At a glance: it handles the websocket lifecycle and reconnection on the client, wires HTTP + WS + scheduling on the server, discovers modules by file structure, and persists observable documents through ODB with autosave and live updates. Think of it as a 'web-app framework'.
import { core } from '@destamatic/forge/server';
await core({
root: process.cwd(),
modulesDir: './modules',
env: process.env.NODE_ENV,
port: 3002,
});import { syncState } from '@destamatic/forge/client';
const state = await syncState();
const result = await state.modReq('posts/Create', {
title: 'Hello world',
body: 'First build log',
});// modules/posts/Create.js
import { OObject } from 'destam';
export default ({ odb, config, imports }) => ({
async onMessage(props, { user }) {
const post = await odb.open({
collection: 'posts',
query: { filter: { field: 'id', op: 'eq', value: props.id } },
value: OObject({
id: props.id,
author: user.id,
title: props.title,
body: props.body,
}),
});
post.updatedAt = Date.now();
await post.$odb.flush();
return { ok: true, id: post.id };
},
});Modules are discovered by scanning directories for .js files and naming them by their path (for example posts/Create). Dependencies inject by short name under imports, and the module graph is topologically sorted. You can override built-in modules with project modules, and extend modules via separate extension files that supply config or hooks; moduleConfig is reserved for disabling modules by name.

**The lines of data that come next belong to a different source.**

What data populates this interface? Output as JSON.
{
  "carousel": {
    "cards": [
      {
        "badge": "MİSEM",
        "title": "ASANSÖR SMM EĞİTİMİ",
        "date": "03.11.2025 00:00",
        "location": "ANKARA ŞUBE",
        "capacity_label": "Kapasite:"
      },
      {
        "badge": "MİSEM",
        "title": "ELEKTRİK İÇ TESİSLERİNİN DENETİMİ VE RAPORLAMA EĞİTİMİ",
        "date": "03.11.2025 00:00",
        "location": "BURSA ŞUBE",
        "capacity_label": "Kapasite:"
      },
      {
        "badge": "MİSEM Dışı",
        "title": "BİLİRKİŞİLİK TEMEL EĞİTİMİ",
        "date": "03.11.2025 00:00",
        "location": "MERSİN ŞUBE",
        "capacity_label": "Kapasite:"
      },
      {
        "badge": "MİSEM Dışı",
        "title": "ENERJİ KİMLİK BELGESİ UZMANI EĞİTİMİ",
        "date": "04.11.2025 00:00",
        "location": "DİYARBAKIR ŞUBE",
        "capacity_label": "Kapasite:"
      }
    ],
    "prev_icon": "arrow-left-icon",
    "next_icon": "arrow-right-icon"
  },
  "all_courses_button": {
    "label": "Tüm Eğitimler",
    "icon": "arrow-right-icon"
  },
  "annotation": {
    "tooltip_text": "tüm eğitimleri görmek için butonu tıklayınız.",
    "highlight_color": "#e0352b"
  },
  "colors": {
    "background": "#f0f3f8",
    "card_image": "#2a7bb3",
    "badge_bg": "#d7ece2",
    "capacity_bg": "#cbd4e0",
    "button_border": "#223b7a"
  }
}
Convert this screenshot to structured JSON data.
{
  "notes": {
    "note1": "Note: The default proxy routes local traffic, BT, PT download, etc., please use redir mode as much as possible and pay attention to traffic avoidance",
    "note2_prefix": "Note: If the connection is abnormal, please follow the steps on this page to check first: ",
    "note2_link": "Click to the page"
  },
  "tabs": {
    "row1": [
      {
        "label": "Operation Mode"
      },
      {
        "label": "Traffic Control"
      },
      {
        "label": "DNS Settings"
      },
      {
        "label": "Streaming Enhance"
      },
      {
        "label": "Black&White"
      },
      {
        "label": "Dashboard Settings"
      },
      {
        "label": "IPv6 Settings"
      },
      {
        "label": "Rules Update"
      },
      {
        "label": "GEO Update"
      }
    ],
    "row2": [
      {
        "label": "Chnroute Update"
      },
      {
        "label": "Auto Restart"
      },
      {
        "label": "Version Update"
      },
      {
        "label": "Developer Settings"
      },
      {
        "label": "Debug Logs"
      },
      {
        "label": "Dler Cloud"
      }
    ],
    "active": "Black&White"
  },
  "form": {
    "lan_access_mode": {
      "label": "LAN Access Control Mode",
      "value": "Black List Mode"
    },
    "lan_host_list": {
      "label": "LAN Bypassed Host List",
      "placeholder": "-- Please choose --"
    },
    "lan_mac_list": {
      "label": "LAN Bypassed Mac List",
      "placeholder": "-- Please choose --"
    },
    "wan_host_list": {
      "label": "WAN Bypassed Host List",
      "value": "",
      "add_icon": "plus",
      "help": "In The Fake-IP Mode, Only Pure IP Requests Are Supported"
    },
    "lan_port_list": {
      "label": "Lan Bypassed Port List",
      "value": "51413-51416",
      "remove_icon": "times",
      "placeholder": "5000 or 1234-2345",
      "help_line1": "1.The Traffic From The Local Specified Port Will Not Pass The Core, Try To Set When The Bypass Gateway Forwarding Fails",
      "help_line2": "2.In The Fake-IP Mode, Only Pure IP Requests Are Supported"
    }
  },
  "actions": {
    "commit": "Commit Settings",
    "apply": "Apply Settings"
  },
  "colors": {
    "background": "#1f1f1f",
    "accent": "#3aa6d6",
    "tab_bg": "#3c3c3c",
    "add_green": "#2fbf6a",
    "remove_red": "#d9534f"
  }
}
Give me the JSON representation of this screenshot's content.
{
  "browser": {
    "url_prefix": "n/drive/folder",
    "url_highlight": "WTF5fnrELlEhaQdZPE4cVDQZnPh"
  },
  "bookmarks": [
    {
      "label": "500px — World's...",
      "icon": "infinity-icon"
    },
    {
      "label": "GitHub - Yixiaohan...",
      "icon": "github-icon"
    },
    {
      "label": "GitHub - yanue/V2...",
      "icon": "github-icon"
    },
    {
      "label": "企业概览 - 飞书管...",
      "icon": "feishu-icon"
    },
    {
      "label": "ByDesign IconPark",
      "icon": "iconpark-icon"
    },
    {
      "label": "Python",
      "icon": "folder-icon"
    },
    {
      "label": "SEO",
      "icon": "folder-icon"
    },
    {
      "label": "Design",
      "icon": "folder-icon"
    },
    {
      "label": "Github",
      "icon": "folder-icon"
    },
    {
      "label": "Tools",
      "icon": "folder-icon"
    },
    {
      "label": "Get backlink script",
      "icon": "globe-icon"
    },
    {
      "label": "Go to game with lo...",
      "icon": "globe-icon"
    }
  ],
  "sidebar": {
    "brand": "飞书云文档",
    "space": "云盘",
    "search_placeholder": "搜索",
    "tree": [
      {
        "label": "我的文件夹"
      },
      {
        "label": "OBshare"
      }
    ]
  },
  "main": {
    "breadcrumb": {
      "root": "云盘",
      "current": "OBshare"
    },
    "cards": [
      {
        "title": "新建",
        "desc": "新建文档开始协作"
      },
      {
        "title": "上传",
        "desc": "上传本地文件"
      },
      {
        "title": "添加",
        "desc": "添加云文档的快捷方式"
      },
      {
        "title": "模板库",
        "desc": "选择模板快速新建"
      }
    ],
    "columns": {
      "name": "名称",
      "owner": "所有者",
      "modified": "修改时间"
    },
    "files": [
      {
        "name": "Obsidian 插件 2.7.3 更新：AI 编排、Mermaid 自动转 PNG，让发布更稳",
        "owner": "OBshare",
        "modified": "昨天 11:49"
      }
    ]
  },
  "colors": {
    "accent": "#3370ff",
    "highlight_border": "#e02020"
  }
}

ODB is an observable persistence layer. Documents are OObject roots, autosave is throttled, and live updates sync into existing object references so UI bindings stay intact. Drivers implement create/get/update/remove/queryOne/queryMany/watch, and the server wraps ODB with validators and cleanup hooks so modules can enforce integrity as data is opened.
For details on the module system and extension rules, see destamatic-forge/server/README.md. For the full ODB API, drivers, and query DSL, see destamatic-forge/odb/README.md.
@destamatic/forge is the runtime layer: websocket sync, module lifecycle, scheduling, and persistence. Pair it with @destamatic/ui for the UI toolkit and build the rest of your product on top. Eventually we will support 'act templates' which can be imported in a destamatic-ui project's stage system to allow for simple pre-built destamatic-forge compatible pages.